Sharp-nosed leafhoppers feed and reproduce on blueberry, huckleberry, cranberry, and other related plants. Sharp-nosed leafhopper feeding causes little direct damage but it transmits the phytoplasma that causes stunt disease in blueberries. They are small brown insects with a pointed head (Figure 1). Sharp-nosed leafhoppers pick up the disease while feeding on infested bushes and carry it to other plants in subsequent feedings. Usually only adults will carry the disease from plant to plant, since nymphs are wingless and can’t fly (Figure 2). This insect completes two generations in New Jersey. Adults are abundant in the woods, where many alternative hosts are present, and may move to commercial blueberry fields in the spring. Eggs overwinter inside fallen leaves and hatch in mid-May. Nymphs complete 5 instars. Nymphs from the first generation reach adult stage in mid-June, while nymphs from the second generation reach adulthood in early August. Adults move back to the woods in the fall. Monitoring these generations is critical for timing of control strategies.
Monitoring and Control
This insect is the ONLY regular target for post harvest sprays. Adults can be monitored using yellow sticky traps. First generation sharp-nosed leafhopper is often controlled with sprays targeted for plum curculio, aphids, and cranberry fruitworm. Treatment decisions for the 2nd generation should be based on individual population levels, as well as any history of stunt disease on your farm. Because adults migrate from woods, monitoring should be intensified in, and sprays should be directed to, the perimeter of fields to control migrants carrying the disease. Insecticides are usually applied just prior to peak flight, which will probably be sometime near the end of August to early September.
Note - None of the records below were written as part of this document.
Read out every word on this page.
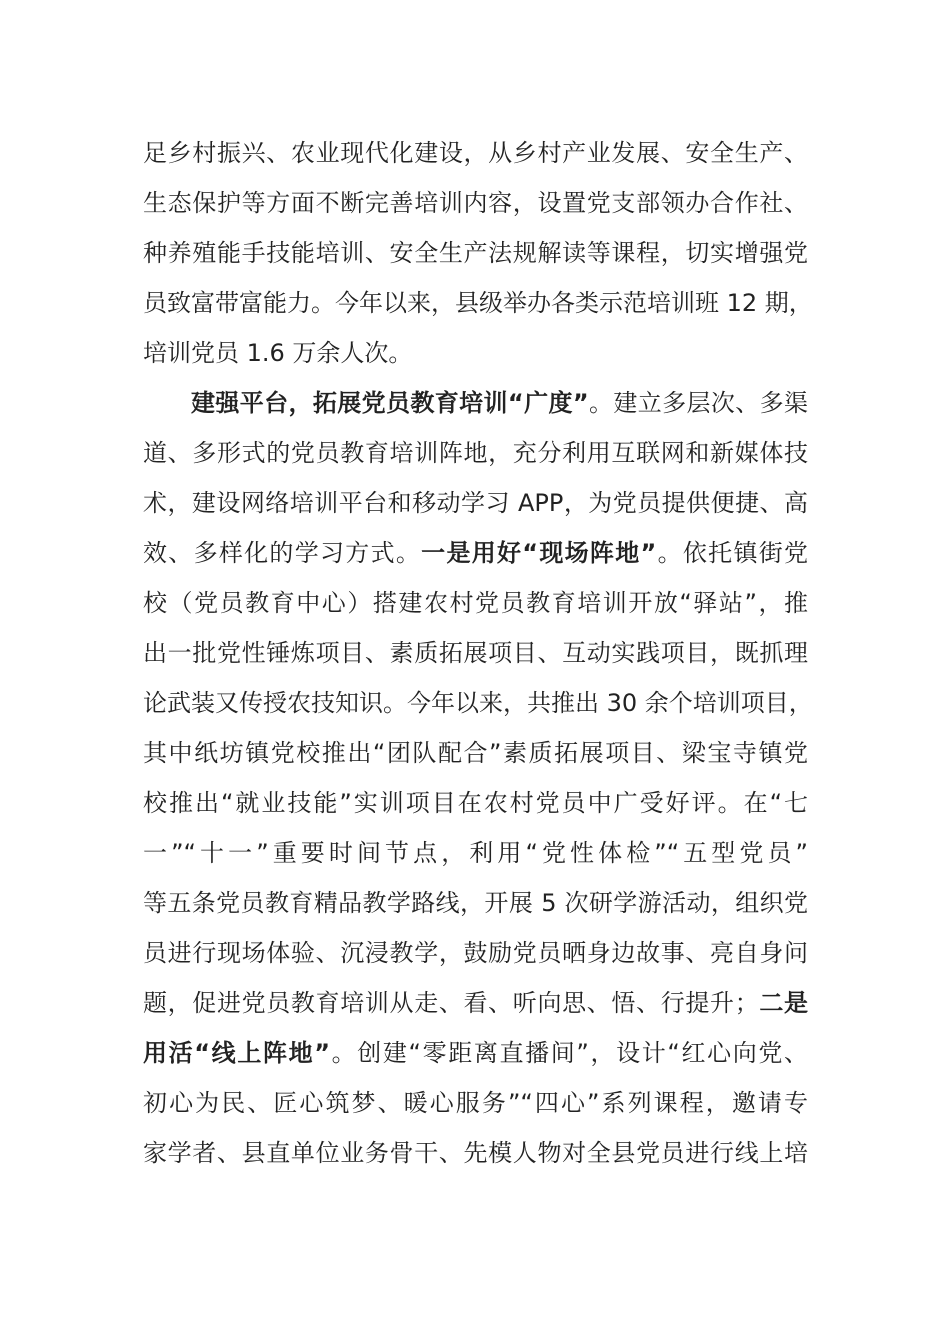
足乡村振兴、农业现代化建设，从乡村产业发展、安全生产、
生态保护等方面不断完善培训内容，设置党支部领办合作社、
种养殖能手技能培训、安全生产法规解读等课程，切实增强党
员致富带富能力。今年以来，县级举办各类示范培训班 12 期，
培训党员 1.6 万余人次。
建强平台，拓展党员教育培训“广度”。建立多层次、多渠
道、多形式的党员教育培训阵地，充分利用互联网和新媒体技
术，建设网络培训平台和移动学习 APP，为党员提供便捷、高
效、多样化的学习方式。一是用好“现场阵地”。依托镇街党
校（党员教育中心）搭建农村党员教育培训开放“驿站”，推
出一批党性锤炼项目、素质拓展项目、互动实践项目，既抓理
论武装又传授农技知识。今年以来，共推出 30 余个培训项目，
其中纸坊镇党校推出“团队配合”素质拓展项目、梁宝寺镇党
校推出“就业技能”实训项目在农村党员中广受好评。在“七
一”“十一”重要时间节点，利用“党性体检”“五型党员”
等五条党员教育精品教学路线，开展 5 次研学游活动，组织党
员进行现场体验、沉浸教学，鼓励党员晒身边故事、亮自身问
题，促进党员教育培训从走、看、听向思、悟、行提升；二是
用活“线上阵地”。创建“零距离直播间”，设计“红心向党、
初心为民、匠心筑梦、暖心服务”“四心”系列课程，邀请专
家学者、县直单位业务骨干、先模人物对全县党员进行线上培
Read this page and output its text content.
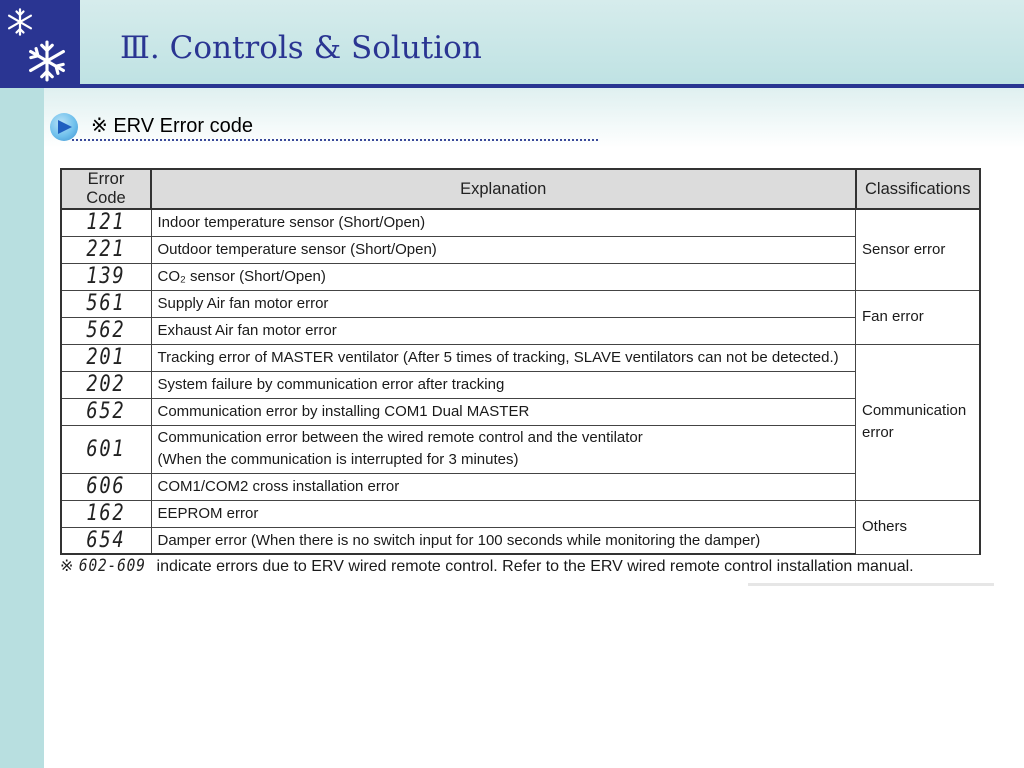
Ⅲ. Controls & Solution
※ ERV Error code
Error Code	Explanation	Classifications
121	Indoor temperature sensor (Short/Open)	Sensor error
221	Outdoor temperature sensor (Short/Open)	
139	CO₂ sensor (Short/Open)	
561	Supply Air fan motor error	Fan error
562	Exhaust Air fan motor error	
201	Tracking error of MASTER ventilator (After 5 times of tracking, SLAVE ventilators can not be detected.)	Communication
error

202	System failure by communication error after tracking	
652	Communication error by installing COM1 Dual MASTER	
601	Communication error between the wired remote control and the ventilator
(When the communication is interrupted for 3 minutes)	

606	COM1/COM2 cross installation error	
162	EEPROM error	Others
654	Damper error (When there is no switch input for 100 seconds while monitoring the damper)	
※ 602-609 indicate errors due to ERV wired remote control. Refer to the ERV wired remote control installation manual.
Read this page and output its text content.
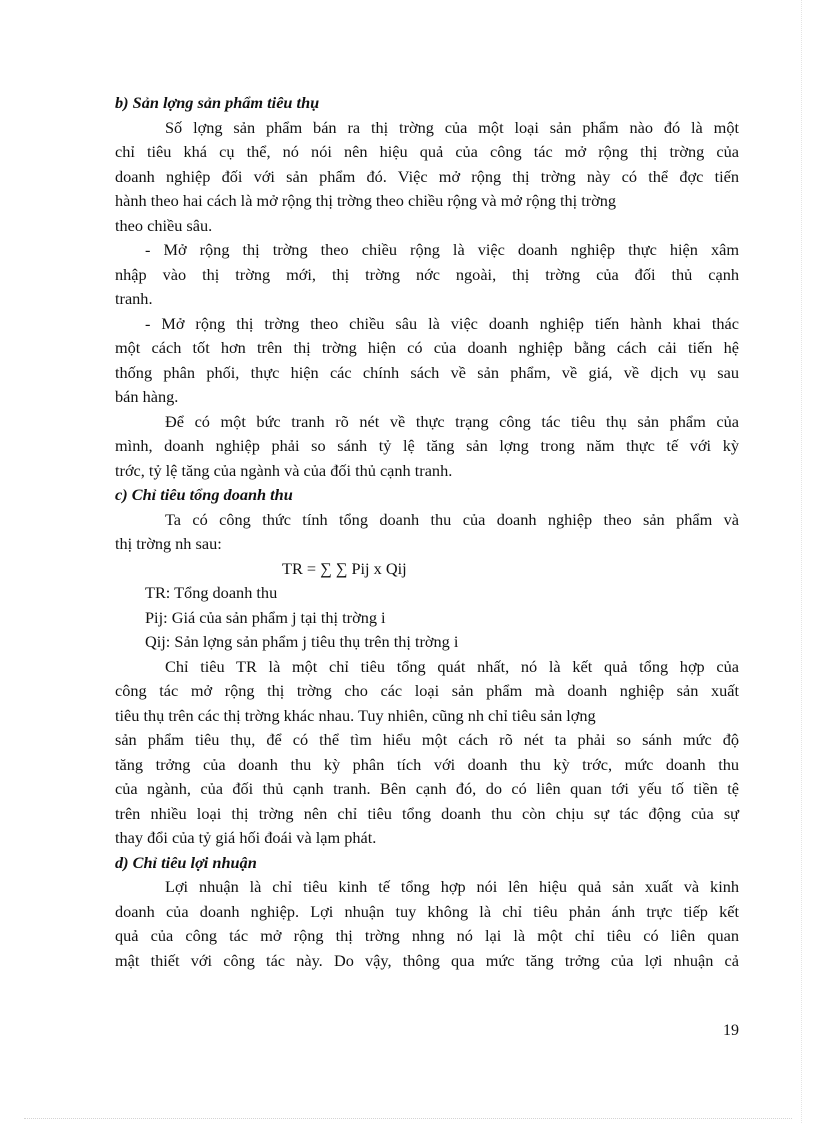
b) Sản lợng sản phẩm tiêu thụ
Số lợng sản phẩm bán ra thị trờng của một loại sản phẩm nào đó là một
chỉ tiêu khá cụ thể, nó nói nên hiệu quả của công tác mở rộng thị trờng của
doanh nghiệp đối với sản phẩm đó. Việc mở rộng thị trờng này có thể đợc tiến
hành theo hai cách là mở rộng thị trờng theo chiều rộng và mở rộng thị trờng
theo chiều sâu.
- Mở rộng thị trờng theo chiều rộng là việc doanh nghiệp thực hiện xâm
nhập vào thị trờng mới, thị trờng nớc ngoài, thị trờng của đối thủ cạnh
tranh.
- Mở rộng thị trờng theo chiều sâu là việc doanh nghiệp tiến hành khai thác
một cách tốt hơn trên thị trờng hiện có của doanh nghiệp bằng cách cải tiến hệ
thống phân phối, thực hiện các chính sách về sản phẩm, về giá, về dịch vụ sau
bán hàng.
Để có một bức tranh rõ nét về thực trạng công tác tiêu thụ sản phẩm của
mình, doanh nghiệp phải so sánh tỷ lệ tăng sản lợng trong năm thực tế với kỳ
trớc, tỷ lệ tăng của ngành và của đối thủ cạnh tranh.
c) Chỉ tiêu tổng doanh thu
Ta có công thức tính tổng doanh thu của doanh nghiệp theo sản phẩm và
thị trờng nh sau:
TR = ∑ ∑ Pij x Qij
TR: Tổng doanh thu
Pij: Giá của sản phẩm j tại thị trờng i
Qij: Sản lợng sản phẩm j tiêu thụ trên thị trờng i
Chỉ tiêu TR là một chỉ tiêu tổng quát nhất, nó là kết quả tổng hợp của
công tác mở rộng thị trờng cho các loại sản phẩm mà doanh nghiệp sản xuất
tiêu thụ trên các thị trờng khác nhau. Tuy nhiên, cũng nh chỉ tiêu sản lợng
sản phẩm tiêu thụ, để có thể tìm hiểu một cách rõ nét ta phải so sánh mức độ
tăng trởng của doanh thu kỳ phân tích với doanh thu kỳ trớc, mức doanh thu
của ngành, của đối thủ cạnh tranh. Bên cạnh đó, do có liên quan tới yếu tố tiền tệ
trên nhiều loại thị trờng nên chỉ tiêu tổng doanh thu còn chịu sự tác động của sự
thay đổi của tỷ giá hối đoái và lạm phát.
d) Chỉ tiêu lợi nhuận
Lợi nhuận là chỉ tiêu kinh tế tổng hợp nói lên hiệu quả sản xuất và kinh
doanh của doanh nghiệp. Lợi nhuận tuy không là chỉ tiêu phản ánh trực tiếp kết
quả của công tác mở rộng thị trờng nhng nó lại là một chỉ tiêu có liên quan
mật thiết với công tác này. Do vậy, thông qua mức tăng trởng của lợi nhuận cả
19
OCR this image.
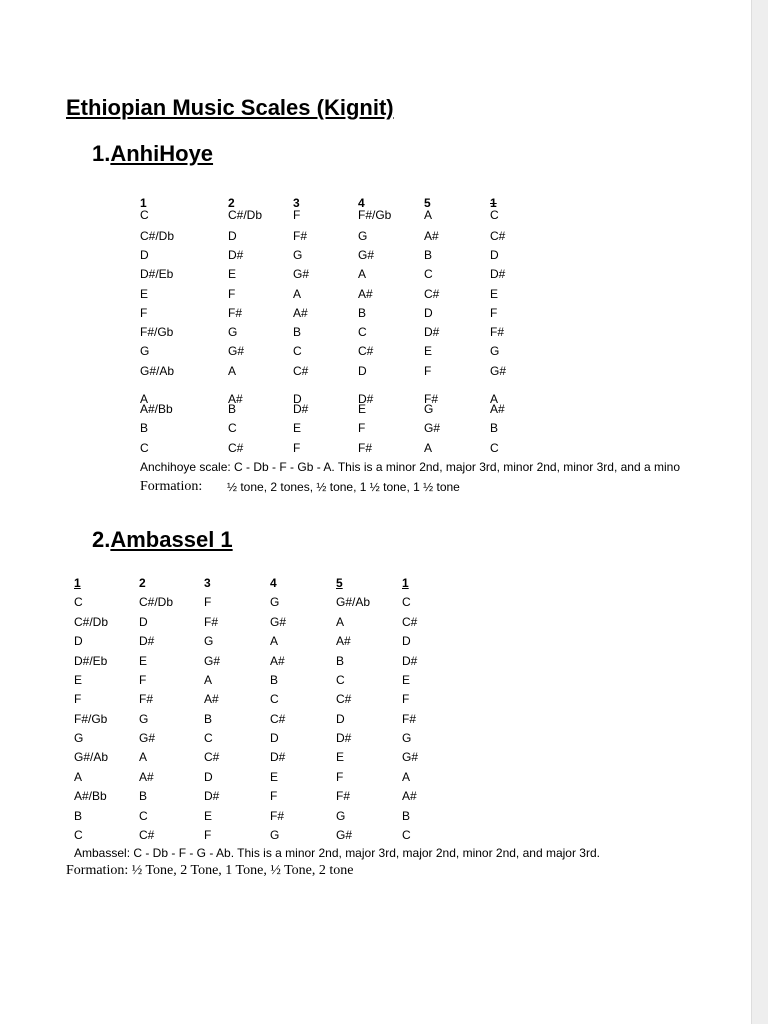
Ethiopian Music Scales (Kignit)
1.AnhiHoye
1	2	3	4	5	1
C	C#/Db	F	F#/Gb	A	C
C#/Db	D	F#	G	A#	C#
D	D#	G	G#	B	D
D#/Eb	E	G#	A	C	D#
E	F	A	A#	C#	E
F	F#	A#	B	D	F
F#/Gb	G	B	C	D#	F#
G	G#	C	C#	E	G
G#/Ab	A	C#	D	F	G#
A	A#	D	D#	F#	A
A#/Bb	B	D#	E	G	A#
B	C	E	F	G#	B
C	C#	F	F#	A	C
Anchihoye scale: C - Db - F - Gb - A. This is a minor 2nd, major 3rd, minor 2nd, minor 3rd, and a mino
Formation: ½ tone, 2 tones, ½ tone, 1 ½ tone, 1 ½ tone
2.Ambassel 1
1	2	3	4	5	1
C	C#/Db	F	G	G#/Ab	C
C#/Db	D	F#	G#	A	C#
D	D#	G	A	A#	D
D#/Eb	E	G#	A#	B	D#
E	F	A	B	C	E
F	F#	A#	C	C#	F
F#/Gb	G	B	C#	D	F#
G	G#	C	D	D#	G
G#/Ab	A	C#	D#	E	G#
A	A#	D	E	F	A
A#/Bb	B	D#	F	F#	A#
B	C	E	F#	G	B
C	C#	F	G	G#	C
Ambassel: C - Db - F - G - Ab. This is a minor 2nd, major 3rd, major 2nd, minor 2nd, and major 3rd.
Formation: ½ Tone, 2 Tone, 1 Tone, ½ Tone, 2 tone
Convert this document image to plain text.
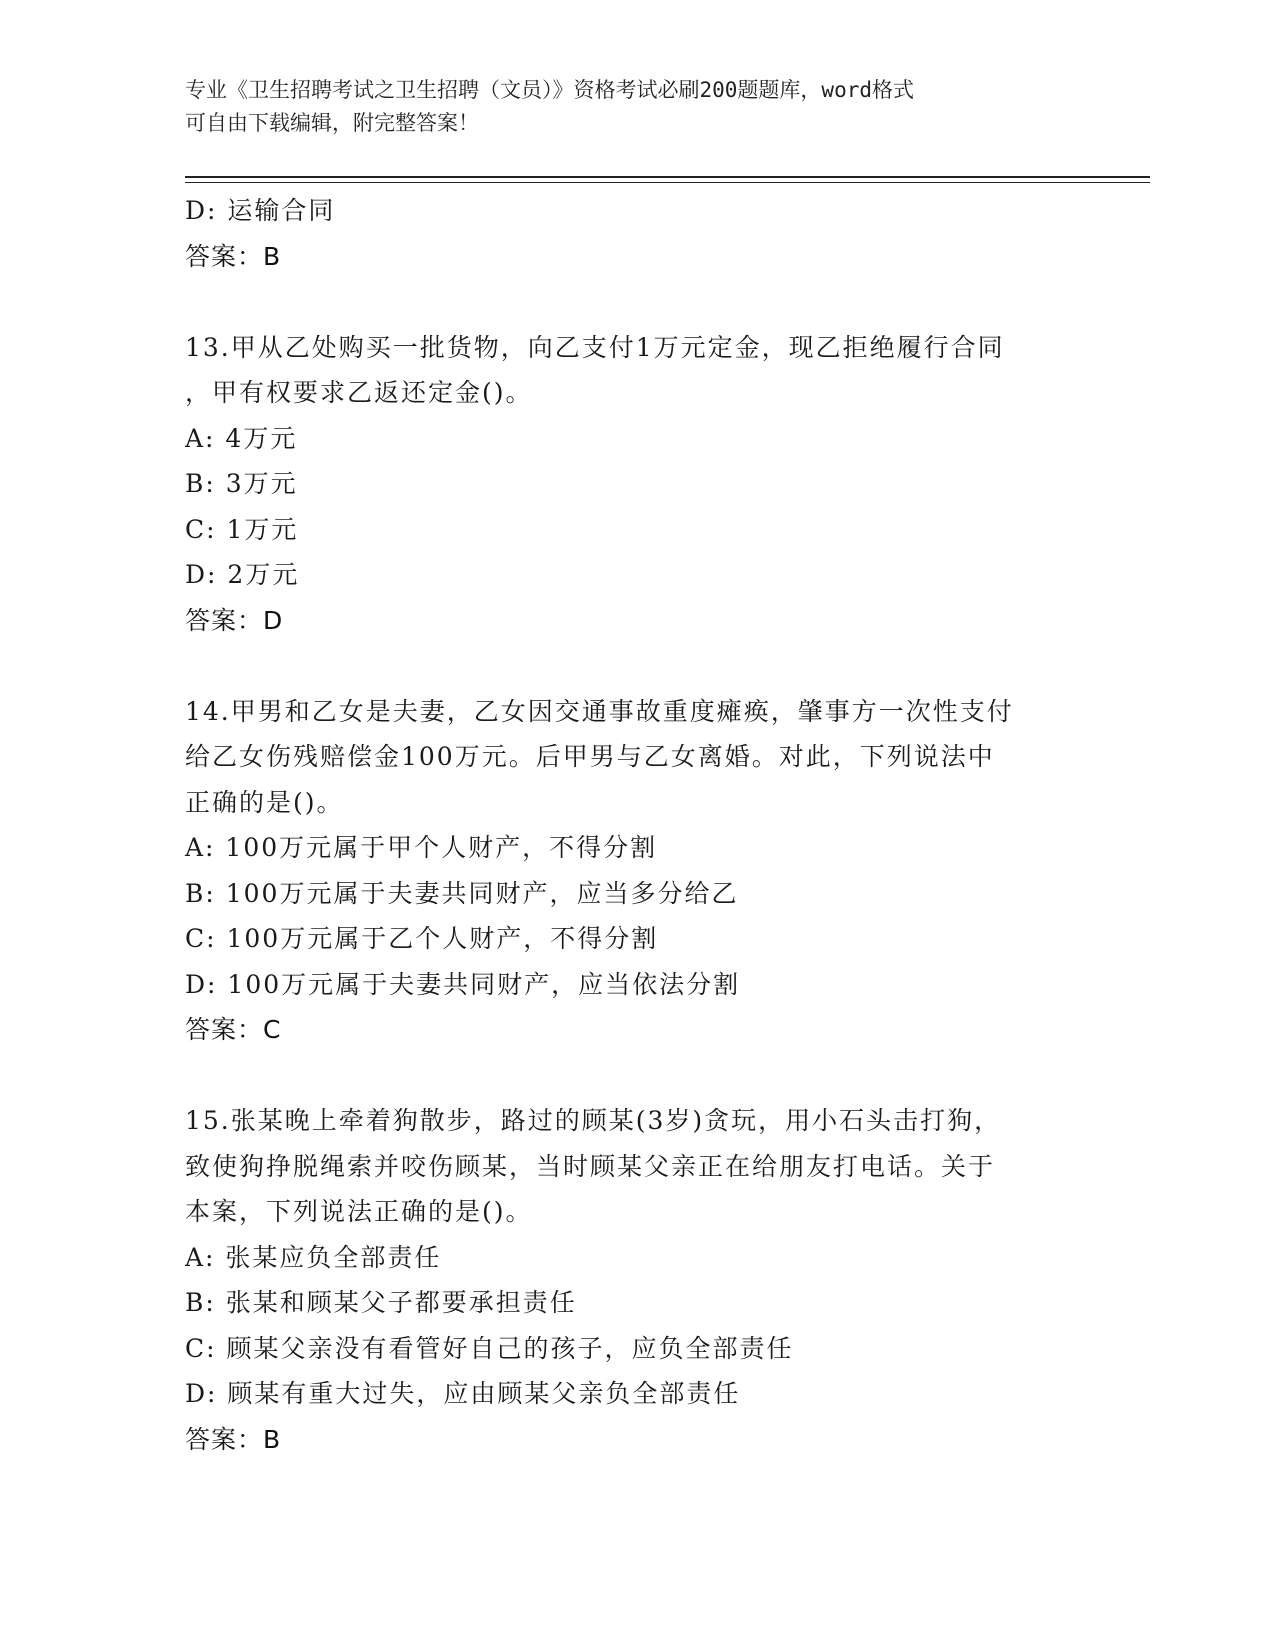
专业《卫生招聘考试之卫生招聘（文员）》资格考试必刷200题题库，word格式
可自由下载编辑，附完整答案！
D: 运输合同
答案：B
13.甲从乙处购买一批货物，向乙支付1万元定金，现乙拒绝履行合同
，甲有权要求乙返还定金()。
A: 4万元
B: 3万元
C: 1万元
D: 2万元
答案：D
14.甲男和乙女是夫妻，乙女因交通事故重度瘫痪，肇事方一次性支付
给乙女伤残赔偿金100万元。后甲男与乙女离婚。对此，下列说法中
正确的是()。
A: 100万元属于甲个人财产，不得分割
B: 100万元属于夫妻共同财产，应当多分给乙
C: 100万元属于乙个人财产，不得分割
D: 100万元属于夫妻共同财产，应当依法分割
答案：C
15.张某晚上牵着狗散步，路过的顾某(3岁)贪玩，用小石头击打狗，
致使狗挣脱绳索并咬伤顾某，当时顾某父亲正在给朋友打电话。关于
本案，下列说法正确的是()。
A: 张某应负全部责任
B: 张某和顾某父子都要承担责任
C: 顾某父亲没有看管好自己的孩子，应负全部责任
D: 顾某有重大过失，应由顾某父亲负全部责任
答案：B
Note that Burlington County farms often have higher populations of sharp-nosed leafhoppers than farms in Atlantic County. In Burlington County with high sharp-nosed leafhopper populations, treatments may be needed by the middle of the month, and possibly again during the first half of September. If you are in Atlantic County, or have low sharp-nosed leafhopper populations, then 1 application should be applied late August to early September, if needed. We recommend use of Assail 30SG @ 3–5 oz, Actara @ 3–4 fl oz, Provado @ 6–8 fl oz, Platinum @ 5–8 fl oz, Lannate LV @ 1.5 pt, or Malathion LV @ 10 oz per acre. It is also important to remove all plants that show symptoms of stunt disease. Removal of bushes should be done after insecticide treatment to avoid movement of leafhoppers from infested to healthy plants, thereby facilitating spread of the disease.